I have joined the 21st century. In fact, I have embraced it. I have learned to text message. Yes, I realize most people do this everyday. But I’d never even received a text message, let alone sent one, so I figured that none of my friends or family text messaged. Turns out I was wrong.
You see, everyone around me was text messaging and nobody – and I mean nobody – thought I could do it. But one day, while I was on the phone to my sister, she started laughing over a text message she had just received.
Well, I was shocked. Just shocked. She’d never text messaged me. So I demanded to know how to text message her. Oh, she tried to talk me out of it. She told me it required hand-eye coordination, something I don’t have. She told me she didn’t even do it that much.
And then she slipped. That’s right. She admitted that my mother text messaged. I couldn’t believe it. My mother was text messaging and I wasn’t? What had happened to me?
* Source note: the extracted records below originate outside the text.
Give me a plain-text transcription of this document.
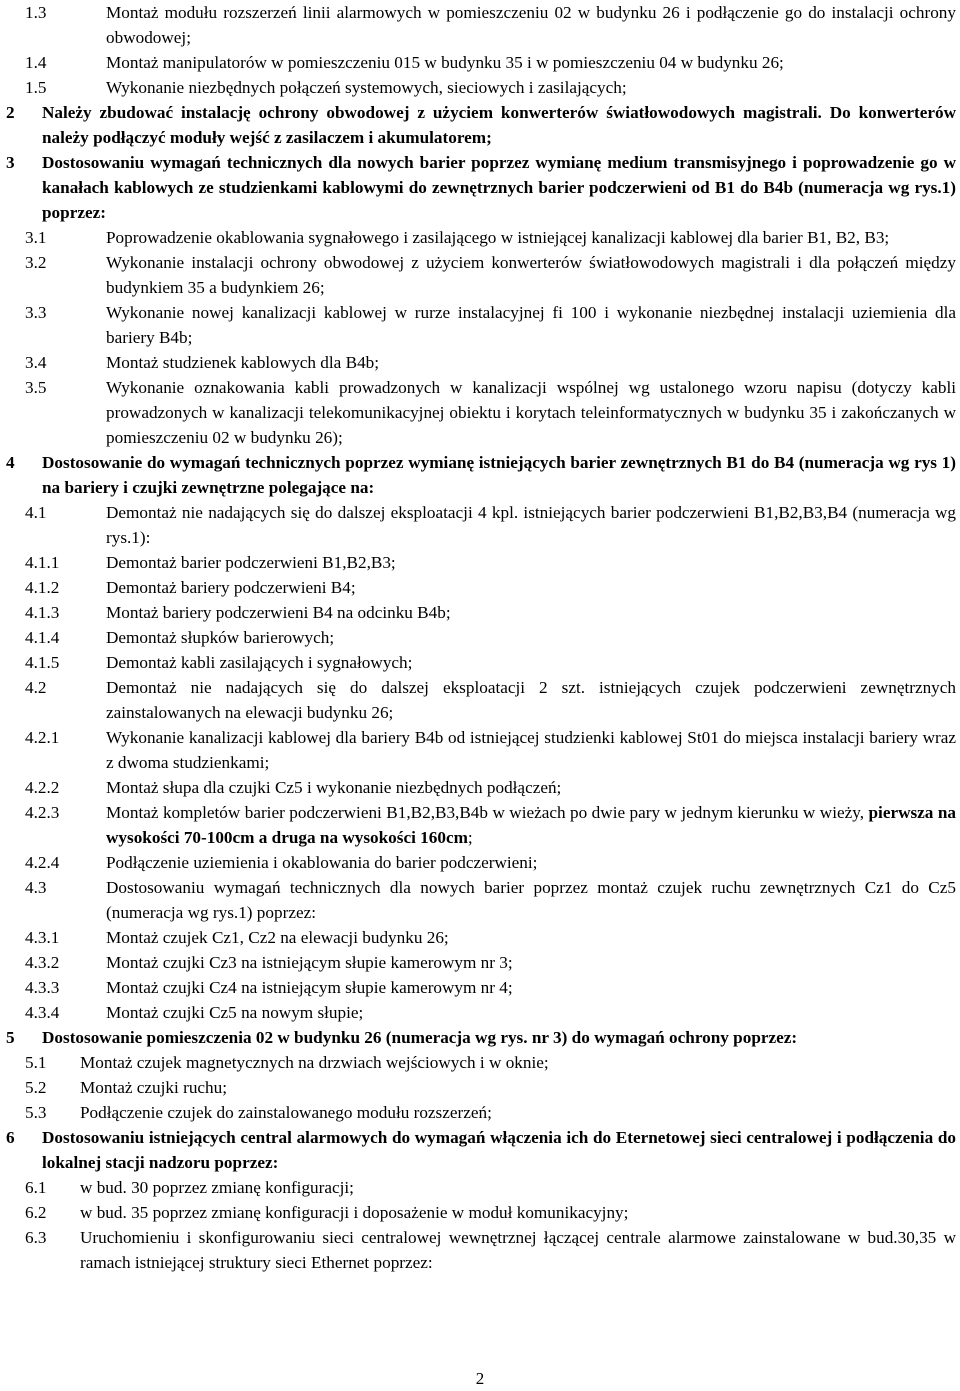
1.3	Montaż modułu rozszerzeń linii alarmowych w pomieszczeniu 02 w budynku 26 i podłączenie go do instalacji ochrony obwodowej;
1.4	Montaż manipulatorów w pomieszczeniu 015 w budynku 35 i w pomieszczeniu 04 w budynku 26;
1.5	Wykonanie niezbędnych połączeń systemowych, sieciowych i zasilających;
2 Należy zbudować instalację ochrony obwodowej z użyciem konwerterów światłowodowych magistrali. Do konwerterów należy podłączyć moduły wejść z zasilaczem i akumulatorem;
3 Dostosowaniu wymagań technicznych dla nowych barier poprzez wymianę medium transmisyjnego i poprowadzenie go w kanałach kablowych ze studzienkami kablowymi do zewnętrznych barier podczerwieni od B1 do B4b (numeracja wg rys.1) poprzez:
3.1	Poprowadzenie okablowania sygnałowego i zasilającego w istniejącej kanalizacji kablowej dla barier B1, B2, B3;
3.2	Wykonanie instalacji ochrony obwodowej z użyciem konwerterów światłowodowych magistrali i dla połączeń między budynkiem 35 a budynkiem 26;
3.3	Wykonanie nowej kanalizacji kablowej w rurze instalacyjnej fi 100 i wykonanie niezbędnej instalacji uziemienia dla bariery B4b;
3.4	Montaż studzienek kablowych dla B4b;
3.5	Wykonanie oznakowania kabli prowadzonych w kanalizacji wspólnej wg ustalonego wzoru napisu (dotyczy kabli prowadzonych w kanalizacji telekomunikacyjnej obiektu i korytach teleinformatycznych w budynku 35 i zakończanych w pomieszczeniu 02 w budynku 26);
4 Dostosowanie do wymagań technicznych poprzez wymianę istniejących barier zewnętrznych B1 do B4 (numeracja wg rys 1) na bariery i czujki zewnętrzne polegające na:
4.1	Demontaż nie nadających się do dalszej eksploatacji 4 kpl. istniejących barier podczerwieni B1,B2,B3,B4 (numeracja wg rys.1):
4.1.1	Demontaż barier podczerwieni B1,B2,B3;
4.1.2	Demontaż bariery podczerwieni B4;
4.1.3	Montaż bariery podczerwieni B4 na odcinku B4b;
4.1.4	Demontaż słupków barierowych;
4.1.5	Demontaż kabli zasilających i sygnałowych;
4.2	Demontaż nie nadających się do dalszej eksploatacji 2 szt. istniejących czujek podczerwieni zewnętrznych zainstalowanych na elewacji budynku 26;
4.2.1	Wykonanie kanalizacji kablowej dla bariery B4b od istniejącej studzienki kablowej St01 do miejsca instalacji bariery wraz z dwoma studzienkami;
4.2.2	Montaż słupa dla czujki Cz5 i wykonanie niezbędnych podłączeń;
4.2.3	Montaż kompletów barier podczerwieni B1,B2,B3,B4b w wieżach po dwie pary w jednym kierunku w wieży, pierwsza na wysokości 70-100cm a druga na wysokości 160cm;
4.2.4	Podłączenie uziemienia i okablowania do barier podczerwieni;
4.3	Dostosowaniu wymagań technicznych dla nowych barier poprzez montaż czujek ruchu zewnętrznych Cz1 do Cz5 (numeracja wg rys.1) poprzez:
4.3.1	Montaż czujek Cz1, Cz2 na elewacji budynku 26;
4.3.2	Montaż czujki Cz3 na istniejącym słupie kamerowym nr 3;
4.3.3	Montaż czujki Cz4 na istniejącym słupie kamerowym nr 4;
4.3.4	Montaż czujki Cz5 na nowym słupie;
5 Dostosowanie pomieszczenia 02 w budynku 26 (numeracja wg rys. nr 3) do wymagań ochrony poprzez:
5.1 Montaż czujek magnetycznych na drzwiach wejściowych i w oknie;
5.2 Montaż czujki ruchu;
5.3 Podłączenie czujek do zainstalowanego modułu rozszerzeń;
6 Dostosowaniu istniejących central alarmowych do wymagań włączenia ich do Eternetowej sieci centralowej i podłączenia do lokalnej stacji nadzoru poprzez:
6.1 w bud. 30 poprzez zmianę konfiguracji;
6.2 w bud. 35 poprzez zmianę konfiguracji i doposażenie w moduł komunikacyjny;
6.3 Uruchomieniu i skonfigurowaniu sieci centralowej wewnętrznej łączącej centrale alarmowe zainstalowane w bud.30,35 w ramach istniejącej struktury sieci Ethernet poprzez:
2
I taught my mother to retrieve her voicemails when she finally bought an answering machine in 1998. And now my mother was text messaging and I wasn’t.
That made me even more determined to text message everyone on the planet and prove that I was as hip as my mom. Unfortunately, I’m not. In fact, I’m one of the few people around who is text message-impaired.
You see, text messaging requires that I learn a completely different language. Look, I’m no linguist.
I don’t do other languages because I don’t have the brain capacity. Crammed into a tiny space in my head are things I really need–like how to chip melted balloon goo off the inside of the dryer, the proper way to reheat a convenience store burrito and the exact calorie count for an 8-ounce Mojito. You know, important stuff. There’s no room for anything else.
But I didn’t let that little thing deter me. Heck, no. If mom could do it, so could I. So I text messaged my sister. It took me two hours. First I had to figure out how to even get to the text messaging doo-hickey on my cell phone. Then I had to google a text message translation site so I could figure how to say anything. But I did it. And I sent my sister the following message:
“Tiff, pig text me.”
I know. I don’t have a clue what I said, either. In fact, I don’t even know what I meant to say. But I don’t think it had anything to do with calling Tiffany a pig. Which, unfortunately, is how she took it. So then I had to call her to straighten that out, because it would have taken me a hundred years and several thousand misspellings to text message her and tell her that I didn’t really mean to call her a pig.
So I tried again. The next message I sent to Harry, since Tiffany told me she didn’t want to practice with me anymore. But I worked hard and I sent the following message:
“Hi, IMNAE but I TM u. XOXO. LYLAB.”
Now, apparently that translates to “Hi, I’m no expert but I can text message you. Hugs and kisses. Love ya like a brother.” OK, I’m still working on that whole, “love ya” thing. But really, my second message went much better than my first.
And then I got my very first, very own text message back. It said, “WTH R U doing? Takes $ to TM.” OK, so the good news is, I translated it right away, without even using my bookmarked translation website. The bad news is that it was a message from Harry telling me that it costs extra for me to send and receive text messages.
That’s right. It turns out my cell phone plan is just as dinosaur-like as I am. And it costs money to send and/or receive text messages. But I’ll be honest here, that’s just as well. I mean, at first it was exciting, but for me, it has the potential for danger. After all, I never know when I’m going to accidentally call someone a pig again.
And anyway, I’ve moved on. I just discovered instant messaging. It’s free. So I’ll CU in CS, TTFN. And no, I have no clue what that means, but if you give me a couple of hours, I can figure it out.